Future Yard’s venue opening was hit by Covid, but they have delivered online shows and have an array of gigs lined up as restrictions lift. As a CIC, Future Yard has a social mission which asks questions like: ‘How do we leverage the social and economic power of music in struggling towns?’ and ‘How do we provide new career pathways into the live music industry?’

Nearby meanwhile, in what was once the Borough Council’s Treasury building, a new venture called Make Hamilton Square has opened up, set up by another CIC which already runs successful studios in Liverpool. Housing creative workspaces, it also includes a new small urban farm and an events space.
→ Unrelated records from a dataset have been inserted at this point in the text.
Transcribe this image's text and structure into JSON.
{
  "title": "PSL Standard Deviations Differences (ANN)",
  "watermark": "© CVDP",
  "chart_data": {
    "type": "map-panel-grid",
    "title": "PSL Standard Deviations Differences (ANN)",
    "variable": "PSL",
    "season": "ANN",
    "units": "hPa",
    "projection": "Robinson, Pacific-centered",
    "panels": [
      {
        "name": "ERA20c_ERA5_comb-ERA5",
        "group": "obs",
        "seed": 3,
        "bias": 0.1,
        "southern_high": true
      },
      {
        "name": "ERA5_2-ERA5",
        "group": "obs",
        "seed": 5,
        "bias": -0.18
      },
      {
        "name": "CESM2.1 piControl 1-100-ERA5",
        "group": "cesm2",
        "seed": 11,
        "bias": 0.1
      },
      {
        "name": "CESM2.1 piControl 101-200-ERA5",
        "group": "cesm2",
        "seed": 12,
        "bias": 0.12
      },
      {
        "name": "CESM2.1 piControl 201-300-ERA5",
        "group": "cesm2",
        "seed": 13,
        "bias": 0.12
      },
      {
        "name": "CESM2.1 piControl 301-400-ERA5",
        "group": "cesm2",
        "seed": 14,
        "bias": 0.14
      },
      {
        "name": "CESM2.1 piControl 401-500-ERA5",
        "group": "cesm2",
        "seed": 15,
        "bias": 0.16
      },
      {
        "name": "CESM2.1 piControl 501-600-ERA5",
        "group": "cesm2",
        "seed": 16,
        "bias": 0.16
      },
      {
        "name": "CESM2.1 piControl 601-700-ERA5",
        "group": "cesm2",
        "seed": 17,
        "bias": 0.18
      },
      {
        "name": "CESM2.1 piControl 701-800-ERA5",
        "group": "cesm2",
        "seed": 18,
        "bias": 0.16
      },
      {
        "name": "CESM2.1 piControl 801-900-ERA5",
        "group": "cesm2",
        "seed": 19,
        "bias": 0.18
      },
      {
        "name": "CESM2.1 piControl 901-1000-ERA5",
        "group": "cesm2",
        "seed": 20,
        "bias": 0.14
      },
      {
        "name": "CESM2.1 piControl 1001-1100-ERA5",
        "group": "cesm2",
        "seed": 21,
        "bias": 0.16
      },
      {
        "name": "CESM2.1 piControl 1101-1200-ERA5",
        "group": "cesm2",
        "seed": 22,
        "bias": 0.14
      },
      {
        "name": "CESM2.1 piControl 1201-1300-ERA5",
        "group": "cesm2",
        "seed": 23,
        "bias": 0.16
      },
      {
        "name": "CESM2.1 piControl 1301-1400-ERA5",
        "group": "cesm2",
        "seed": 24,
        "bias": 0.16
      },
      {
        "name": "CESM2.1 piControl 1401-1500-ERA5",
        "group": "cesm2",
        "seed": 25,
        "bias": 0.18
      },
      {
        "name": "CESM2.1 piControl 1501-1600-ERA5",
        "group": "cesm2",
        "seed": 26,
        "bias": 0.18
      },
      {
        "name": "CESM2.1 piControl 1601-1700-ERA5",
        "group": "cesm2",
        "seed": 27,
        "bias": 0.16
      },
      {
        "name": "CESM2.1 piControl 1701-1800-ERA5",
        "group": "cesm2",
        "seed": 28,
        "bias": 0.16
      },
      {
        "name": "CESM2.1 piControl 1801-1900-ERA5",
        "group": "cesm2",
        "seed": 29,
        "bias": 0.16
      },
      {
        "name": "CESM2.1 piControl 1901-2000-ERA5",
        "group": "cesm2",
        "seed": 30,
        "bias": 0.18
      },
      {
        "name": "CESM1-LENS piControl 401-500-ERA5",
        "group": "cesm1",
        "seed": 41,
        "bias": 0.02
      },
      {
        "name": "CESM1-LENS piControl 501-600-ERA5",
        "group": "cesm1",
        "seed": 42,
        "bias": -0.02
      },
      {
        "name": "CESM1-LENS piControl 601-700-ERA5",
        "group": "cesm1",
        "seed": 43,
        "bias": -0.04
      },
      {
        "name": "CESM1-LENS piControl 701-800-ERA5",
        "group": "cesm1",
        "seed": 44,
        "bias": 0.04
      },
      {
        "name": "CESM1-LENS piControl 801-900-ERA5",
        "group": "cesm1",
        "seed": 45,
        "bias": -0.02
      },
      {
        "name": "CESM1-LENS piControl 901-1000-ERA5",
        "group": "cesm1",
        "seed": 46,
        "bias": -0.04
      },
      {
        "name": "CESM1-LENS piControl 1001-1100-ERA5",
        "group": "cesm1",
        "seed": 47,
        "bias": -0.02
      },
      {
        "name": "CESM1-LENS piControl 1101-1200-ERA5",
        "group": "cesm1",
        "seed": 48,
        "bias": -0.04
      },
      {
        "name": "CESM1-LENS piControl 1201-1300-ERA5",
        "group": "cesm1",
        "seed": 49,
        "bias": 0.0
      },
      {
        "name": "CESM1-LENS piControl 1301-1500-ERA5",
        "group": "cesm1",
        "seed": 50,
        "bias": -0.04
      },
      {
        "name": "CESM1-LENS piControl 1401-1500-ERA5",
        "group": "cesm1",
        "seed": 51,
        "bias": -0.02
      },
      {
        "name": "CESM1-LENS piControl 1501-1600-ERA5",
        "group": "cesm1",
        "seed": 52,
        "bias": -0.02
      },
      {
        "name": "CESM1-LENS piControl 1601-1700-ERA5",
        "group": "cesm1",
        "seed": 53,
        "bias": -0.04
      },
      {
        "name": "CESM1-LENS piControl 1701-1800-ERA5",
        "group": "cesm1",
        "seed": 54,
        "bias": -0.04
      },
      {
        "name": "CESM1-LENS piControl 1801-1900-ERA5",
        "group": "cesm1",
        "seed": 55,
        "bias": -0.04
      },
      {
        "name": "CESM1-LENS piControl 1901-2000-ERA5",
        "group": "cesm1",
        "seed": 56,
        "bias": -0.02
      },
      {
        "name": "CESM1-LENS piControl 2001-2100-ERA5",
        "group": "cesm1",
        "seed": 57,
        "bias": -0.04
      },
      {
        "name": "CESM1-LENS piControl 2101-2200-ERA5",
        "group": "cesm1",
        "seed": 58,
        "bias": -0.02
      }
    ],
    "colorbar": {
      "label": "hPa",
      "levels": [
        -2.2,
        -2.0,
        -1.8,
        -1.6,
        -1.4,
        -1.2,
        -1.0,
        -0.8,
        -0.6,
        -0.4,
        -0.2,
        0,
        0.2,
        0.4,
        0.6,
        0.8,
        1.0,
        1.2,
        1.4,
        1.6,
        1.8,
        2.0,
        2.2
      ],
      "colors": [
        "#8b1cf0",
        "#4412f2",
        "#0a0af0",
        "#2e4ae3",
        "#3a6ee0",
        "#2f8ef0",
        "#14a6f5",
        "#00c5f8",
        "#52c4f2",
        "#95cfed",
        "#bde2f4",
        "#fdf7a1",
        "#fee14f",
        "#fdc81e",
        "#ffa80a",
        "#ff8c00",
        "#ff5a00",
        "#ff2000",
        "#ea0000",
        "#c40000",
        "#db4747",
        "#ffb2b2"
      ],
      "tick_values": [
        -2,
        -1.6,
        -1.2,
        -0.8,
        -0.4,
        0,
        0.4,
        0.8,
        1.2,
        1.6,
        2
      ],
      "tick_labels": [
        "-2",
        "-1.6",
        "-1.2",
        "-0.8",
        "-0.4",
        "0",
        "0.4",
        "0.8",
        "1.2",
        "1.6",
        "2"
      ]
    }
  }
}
Make similarly has a social mission which includes: ‘to remove barriers to people joining the economy, by making things themselves and becoming self sufficient’.

Make Hamilton Square
Make Hamilton Square

As central Liverpool has redeveloped, areas which I knew as largely derelict have become the Ropewalks and Baltic Triangle and cultural centres in a way I couldn’t have imagined. As sure as the wind blows though, cultural spaces in them have been threatened by redevelopment. As such development in Liverpool grows, could Birkenhead become a new local mecca for culture and music? Or is this just the cultural scene being pushed further out – a ‘temporary utopia’ to facilitate more traditional forms of redevelopment?

Garden, Make Hamilton Square
Garden, Make Hamilton Square

Hopefully, with Future Yard and Make being CICs planned with sustainability in mind, this could make the difference. Future Yard recently received financial support to buy their own building. A long way from trashy but cool venues existing until their landlords get offered a better deal. If these initiatives and others like them are to succeed, they need to be able to control their spaces and receive proper protection and support long term from institutions, authorities and funders.

Still too many young people in Birkenhead and many places like it are not given enough opportunities to experience creative arts, develop their interests or get their own work out there. Despite everything that’s happening at the moment, places like Make and Future Yard are progressing and offering people new spaces to grow in. Projects such these could create a situation where those FREQUENT ELECTRIC TRAINS are bringing more people to the town than they’re taking out. They point to a different kind of future for Birkenhead. A different kind of future in general.

This piece was published by The State of the Arts in May 2021.